Webcams are making headway in the workplace and not just for video conference calls. Companies are using the tiny cameras linked to desktop PCs or built into new laptops and flat panel monitors to screen job applicants, conduct virtual classes, and in some instances, monitor employees. Using webcams to check up on workers is within companies’ legal rights, to a degree. If you do, lawyers and workers’ rights advocates suggest creating monitoring policies and making sure workers know about them.
Lower prices have made webcams affordable even for small businesses, and are causing a boom in the market. Worldwide sales of webcams are expected to reach $6.2 billion in 2013 from $1.2 billion in 2006, according to a 2007 report from WinterGreen Research, a British technology market researcher. At an average of $30 to $120 a pop for a stand-alone unit, that’s a lot of webcams.
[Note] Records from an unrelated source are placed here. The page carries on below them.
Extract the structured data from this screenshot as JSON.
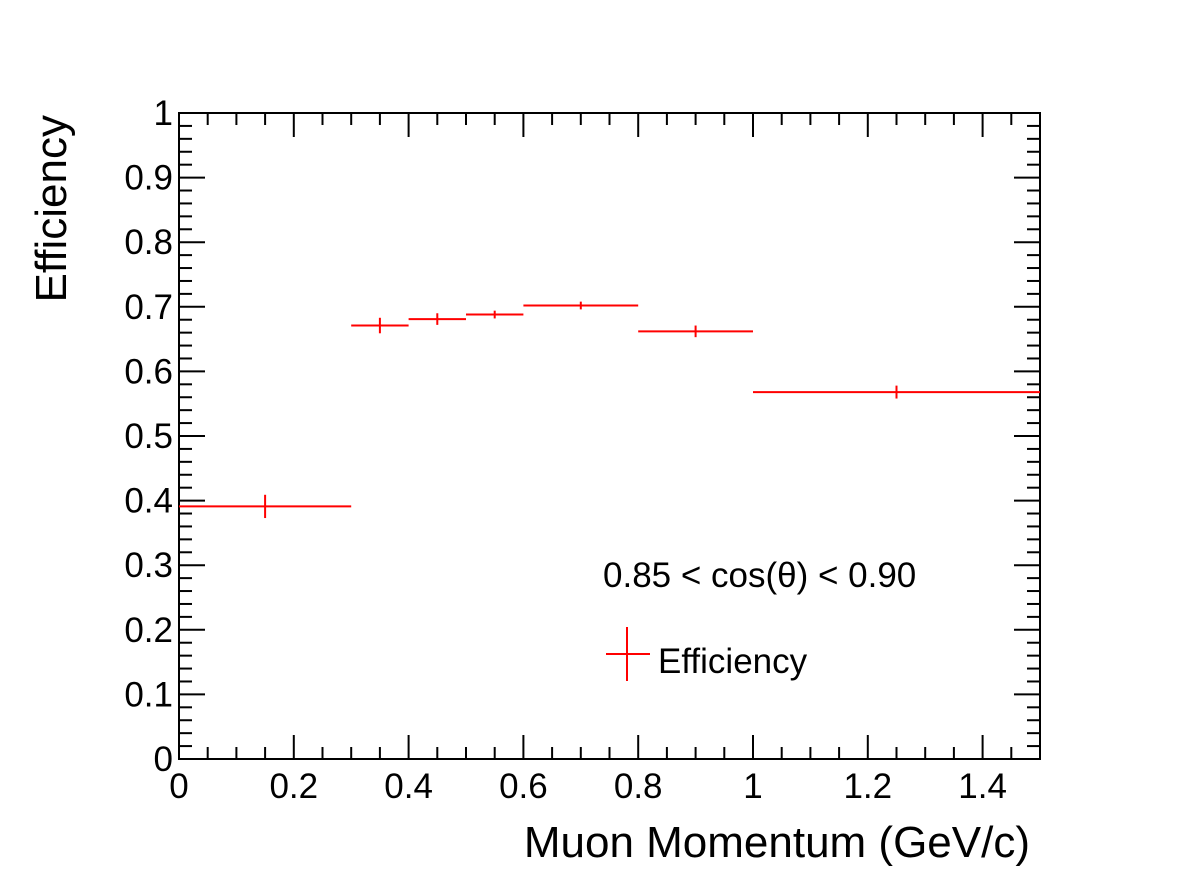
{
  "chart_data": {
    "type": "scatter",
    "title": "",
    "xlabel": "Muon Momentum (GeV/c)",
    "ylabel": "Efficiency",
    "xlim": [
      0,
      1.5
    ],
    "ylim": [
      0,
      1
    ],
    "x_ticks": [
      "0",
      "0.2",
      "0.4",
      "0.6",
      "0.8",
      "1",
      "1.2",
      "1.4"
    ],
    "x_tick_values": [
      0,
      0.2,
      0.4,
      0.6,
      0.8,
      1.0,
      1.2,
      1.4
    ],
    "y_ticks": [
      "0",
      "0.1",
      "0.2",
      "0.3",
      "0.4",
      "0.5",
      "0.6",
      "0.7",
      "0.8",
      "0.9",
      "1"
    ],
    "y_tick_values": [
      0,
      0.1,
      0.2,
      0.3,
      0.4,
      0.5,
      0.6,
      0.7,
      0.8,
      0.9,
      1.0
    ],
    "grid": false,
    "legend_position": "lower-right",
    "annotation": "0.85 < cos(θ) < 0.90",
    "series": [
      {
        "name": "Efficiency",
        "color": "#ff0000",
        "marker": "cross-with-error-bars",
        "points": [
          {
            "x": 0.15,
            "xerr": 0.15,
            "y": 0.391,
            "yerr": 0.018
          },
          {
            "x": 0.35,
            "xerr": 0.05,
            "y": 0.671,
            "yerr": 0.012
          },
          {
            "x": 0.45,
            "xerr": 0.05,
            "y": 0.681,
            "yerr": 0.009
          },
          {
            "x": 0.55,
            "xerr": 0.05,
            "y": 0.688,
            "yerr": 0.006
          },
          {
            "x": 0.7,
            "xerr": 0.1,
            "y": 0.702,
            "yerr": 0.006
          },
          {
            "x": 0.9,
            "xerr": 0.1,
            "y": 0.662,
            "yerr": 0.009
          },
          {
            "x": 1.25,
            "xerr": 0.25,
            "y": 0.568,
            "yerr": 0.01
          }
        ]
      }
    ]
  }
}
Price isn’t the only reason sales are up. Image capture, picture quality, sound, and software all are better than they used to be. High-end devices from Logitech, for example, record images at 30 frames per second and pictures can be enlarged to fill up an entire computer screen without getting blurry, says company spokeswoman Ha Thai. Equipment from vendors such as Logitech, Creative Labs, andAxis Technology can be used with Skype and other major instant messaging and voice-over-Internet-protocol (VoIP) programs for video chat.
Not just for videoconferencing anymore
Technological advances have led to companies to use Webcams for:
Conference calls — Webcams can replace expensive stand-alone videoconferencing equipment. A webcam with free Skype or other VoIP system can do the same thing for hundreds of dollars instead of thousands, according to Thai, with Logitech.
Screening job applicants — Companies are using webcams to pre-screen job candidates in a different town or state. Seeing someone on a video phone call could predict how they’d present themselves on a sales call or “how they will represent your department in front of others,” says Bruce Kane, a Charlotte, N.C., professional and technology services consultant. John Hattery, a global supply chain and operations consultant with Hattery Associates in Cleveland, Ohio, once helped an executive recruiter put together a webcam-based system for interviewing prospective clients. For the recruiter, it was “cheaper just to purchase prospective candidates USB cameras rather than rent videoconference time, particularly for candidates where rental suites weren’t readily available,” Hattery says.
Online learning — Companies can set up virtual classrooms for training and other online learning by combining webcams, VoIP connections, and software-as-a-service programs such as Genesys Meeting Center from Genesys Conferencing, which charges for virtual classroom space by the minute.
Website content — Companies can use webcams to record podcasts or short video clips for their websites or corporate blogs.
Employee monitoring: proceed with caution
Along with counting keystrokes and reading e-mail, companies are using webcams to keep tabs on employees. Federal and state privacy laws prohibit companies from setting up cameras to spy on employees in bathrooms, locker rooms or other changing areas. Apart from that, employees do not have a reasonable expectation of privacy at work, according to lawyers and workplace rights advocates.
Still, if companies are using webcams to monitor workers, they shouldn’t be heavy handed. “I could imagine scenarios where your boss might be concerned about what you’re doing” in your office with the door closed, says Lewis Maltby, president of the National Workrights Institute, a Princeton, N.J. workers’ rights advocate. “But what’s wrong with knocking? If someone’s taking three-hour naps, you could find out without having to spy on them.”
To forestall misunderstandings or bad feelings, companies should put webcam monitoring policies in writing and make sure employees know about them. Employees “have to know that it’s a place of business not their home,” says Helene Wasserman, a labor attorney with Ford & Harrison LLP,
in Los Angeles, who works exclusively with corporate clients. Employees have to know that “if there are video cameras you’ll be on them. If companies elect to monitor computers and website, know that your footsteps on the net will be watched.”